BEA IS DECEASED STOP

TWO CEREMONIES PLANNED STOP

AIRCRAFT ACCIDENT STOP

MISSING YOU STOP

CHARLES

Kranz checked his watch, lifted the phone receiver, and rang the switchboard.

"Hotel operator," the soft female voice responded.

"Yes," Kranz said, looking at the cable. "Please connect me with the international operator."

"One moment."

Kranz waited, running RAINDANCE's phone number through his mind. He had had to memorize a new seven-digit number after Mathias Rust, the West German private pilot, landed his Cessna 172 on Red Square. The upper echelon of the Troops of Air Defense had been shuffled, resulting in a new assignment and relocation for RAINDANCE.
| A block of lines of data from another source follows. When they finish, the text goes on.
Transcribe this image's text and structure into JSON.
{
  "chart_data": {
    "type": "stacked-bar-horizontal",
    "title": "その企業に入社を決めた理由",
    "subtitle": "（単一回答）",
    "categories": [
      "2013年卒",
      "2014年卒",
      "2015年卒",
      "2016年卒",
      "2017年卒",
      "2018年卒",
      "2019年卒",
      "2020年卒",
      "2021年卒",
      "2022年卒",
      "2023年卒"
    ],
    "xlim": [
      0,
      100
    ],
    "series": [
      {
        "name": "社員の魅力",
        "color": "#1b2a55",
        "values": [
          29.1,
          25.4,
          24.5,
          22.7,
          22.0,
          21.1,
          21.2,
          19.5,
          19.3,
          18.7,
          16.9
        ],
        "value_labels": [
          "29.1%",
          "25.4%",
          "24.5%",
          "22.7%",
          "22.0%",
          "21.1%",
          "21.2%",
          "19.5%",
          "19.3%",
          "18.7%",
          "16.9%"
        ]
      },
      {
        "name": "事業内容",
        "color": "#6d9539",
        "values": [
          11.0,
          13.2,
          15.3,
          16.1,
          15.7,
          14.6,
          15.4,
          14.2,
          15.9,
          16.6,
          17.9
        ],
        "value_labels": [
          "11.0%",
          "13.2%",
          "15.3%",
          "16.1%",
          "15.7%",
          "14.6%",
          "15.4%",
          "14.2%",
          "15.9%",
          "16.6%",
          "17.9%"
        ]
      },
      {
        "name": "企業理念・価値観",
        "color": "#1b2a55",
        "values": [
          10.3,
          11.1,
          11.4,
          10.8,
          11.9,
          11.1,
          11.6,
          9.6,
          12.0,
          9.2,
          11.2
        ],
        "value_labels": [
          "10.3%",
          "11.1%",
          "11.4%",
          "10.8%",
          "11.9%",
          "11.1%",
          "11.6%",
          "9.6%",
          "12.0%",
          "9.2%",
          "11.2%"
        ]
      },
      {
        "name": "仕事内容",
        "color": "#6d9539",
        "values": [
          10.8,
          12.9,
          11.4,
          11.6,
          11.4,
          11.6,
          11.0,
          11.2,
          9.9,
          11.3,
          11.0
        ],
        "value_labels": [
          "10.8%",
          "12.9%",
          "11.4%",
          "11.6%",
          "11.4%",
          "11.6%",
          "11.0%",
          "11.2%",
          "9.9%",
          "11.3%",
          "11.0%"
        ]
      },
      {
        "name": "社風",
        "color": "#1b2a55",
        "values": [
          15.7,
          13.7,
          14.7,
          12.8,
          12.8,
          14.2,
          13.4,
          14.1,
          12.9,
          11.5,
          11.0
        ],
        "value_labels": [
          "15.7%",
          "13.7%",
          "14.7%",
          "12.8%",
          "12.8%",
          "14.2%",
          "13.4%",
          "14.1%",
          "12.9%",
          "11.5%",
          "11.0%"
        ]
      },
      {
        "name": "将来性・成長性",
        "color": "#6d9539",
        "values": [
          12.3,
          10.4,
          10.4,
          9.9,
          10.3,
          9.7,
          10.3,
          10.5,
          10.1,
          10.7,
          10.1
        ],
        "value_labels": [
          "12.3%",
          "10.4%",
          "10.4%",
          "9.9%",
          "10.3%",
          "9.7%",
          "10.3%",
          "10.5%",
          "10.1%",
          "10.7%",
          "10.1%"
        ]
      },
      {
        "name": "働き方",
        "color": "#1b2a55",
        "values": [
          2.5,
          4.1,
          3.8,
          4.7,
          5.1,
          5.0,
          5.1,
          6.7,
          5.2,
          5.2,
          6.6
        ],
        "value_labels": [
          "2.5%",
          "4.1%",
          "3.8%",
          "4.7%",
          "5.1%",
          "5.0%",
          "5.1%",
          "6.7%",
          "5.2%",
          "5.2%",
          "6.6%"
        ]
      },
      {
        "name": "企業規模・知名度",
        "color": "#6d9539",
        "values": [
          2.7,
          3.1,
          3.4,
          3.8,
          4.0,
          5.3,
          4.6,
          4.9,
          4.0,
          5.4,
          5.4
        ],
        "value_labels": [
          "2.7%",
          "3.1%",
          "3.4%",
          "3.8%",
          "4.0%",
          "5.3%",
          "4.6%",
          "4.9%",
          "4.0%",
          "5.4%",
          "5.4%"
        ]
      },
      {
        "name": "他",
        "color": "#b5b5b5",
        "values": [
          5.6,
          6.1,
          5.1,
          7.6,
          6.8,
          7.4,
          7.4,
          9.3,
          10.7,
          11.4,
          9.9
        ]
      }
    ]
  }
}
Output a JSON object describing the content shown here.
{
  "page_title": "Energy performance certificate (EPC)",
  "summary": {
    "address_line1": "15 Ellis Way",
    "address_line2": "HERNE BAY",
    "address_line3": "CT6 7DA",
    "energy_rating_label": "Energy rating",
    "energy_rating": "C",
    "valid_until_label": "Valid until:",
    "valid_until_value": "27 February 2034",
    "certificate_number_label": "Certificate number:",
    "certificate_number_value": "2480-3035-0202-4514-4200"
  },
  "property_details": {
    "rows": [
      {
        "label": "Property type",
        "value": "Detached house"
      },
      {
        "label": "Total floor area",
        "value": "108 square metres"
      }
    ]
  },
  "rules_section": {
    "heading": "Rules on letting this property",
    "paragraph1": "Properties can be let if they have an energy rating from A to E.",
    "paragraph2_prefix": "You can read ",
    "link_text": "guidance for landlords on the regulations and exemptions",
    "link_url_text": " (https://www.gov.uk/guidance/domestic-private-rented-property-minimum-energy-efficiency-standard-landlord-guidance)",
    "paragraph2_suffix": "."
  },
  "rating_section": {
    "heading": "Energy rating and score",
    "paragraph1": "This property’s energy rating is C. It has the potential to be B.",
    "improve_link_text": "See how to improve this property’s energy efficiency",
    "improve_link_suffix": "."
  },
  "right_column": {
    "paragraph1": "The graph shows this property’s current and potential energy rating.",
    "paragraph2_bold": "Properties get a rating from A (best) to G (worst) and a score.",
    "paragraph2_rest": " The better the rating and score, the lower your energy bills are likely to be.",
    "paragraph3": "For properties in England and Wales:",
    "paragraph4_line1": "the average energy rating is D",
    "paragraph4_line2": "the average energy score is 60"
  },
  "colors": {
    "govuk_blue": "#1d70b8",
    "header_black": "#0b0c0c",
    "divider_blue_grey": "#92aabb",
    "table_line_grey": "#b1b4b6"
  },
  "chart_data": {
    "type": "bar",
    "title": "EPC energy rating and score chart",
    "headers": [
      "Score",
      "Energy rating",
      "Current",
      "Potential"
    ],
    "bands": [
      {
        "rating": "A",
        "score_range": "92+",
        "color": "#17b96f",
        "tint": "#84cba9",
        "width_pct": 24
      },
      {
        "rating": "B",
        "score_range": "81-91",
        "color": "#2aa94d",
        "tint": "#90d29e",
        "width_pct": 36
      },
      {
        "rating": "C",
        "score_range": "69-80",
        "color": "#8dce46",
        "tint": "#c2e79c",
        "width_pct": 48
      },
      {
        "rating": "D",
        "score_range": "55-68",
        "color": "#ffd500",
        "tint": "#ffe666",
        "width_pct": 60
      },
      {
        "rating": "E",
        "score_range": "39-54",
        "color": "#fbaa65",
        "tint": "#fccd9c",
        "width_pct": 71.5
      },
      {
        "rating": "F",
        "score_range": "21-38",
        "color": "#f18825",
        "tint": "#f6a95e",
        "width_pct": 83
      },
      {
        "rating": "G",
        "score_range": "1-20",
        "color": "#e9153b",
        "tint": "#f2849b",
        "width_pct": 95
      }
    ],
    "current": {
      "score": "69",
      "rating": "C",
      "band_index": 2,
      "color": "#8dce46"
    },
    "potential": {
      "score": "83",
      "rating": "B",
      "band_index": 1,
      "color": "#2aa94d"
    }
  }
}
"May I help you?" the international operator asked.

"Ah, yes," Kranz responded, looking at his hotel phone number. "I wish to place a call to Moscow. The number is two-four-onefour-four-three-zero." Kranz glanced again at his watch, hoping that his Kremlin contact had not left his quarters.

The phone rang three times, then a fourth, before it was answered. "Lieutenant General Voronoteev."

"I have a person-to-person call for Pyotr Syrokomskiy," Kranz said, then waited for RAINDANCE to respond to the code name.

"You have the wrong number," Yuliy Lavrent'yevich Voronoteev, deputy commander of Rear Services, Troops of Air Defense, replied in heavily accented English.

Kranz hesitated two seconds, allowing Voronoteev time to prepare to write seven numbers. "This is not six-five-four-one-five… ah, eight-two?" Kranz asked, giving Voronoteev his five-digit phone number in reverse, then adding his room number in reverse.

"Nyet," Voronoteev answered bluntly, abruptly banging down the phone.

Kranz hung up and looked again at the cable. He knew that Voronoteev would call him back as soon as the Soviet officer could reach a public phone. Kranz got up and walked to his window, feeling uncomfortable with his espionage role. He gazed at the Vienna State Opera House a few moments, then scanned the cable again.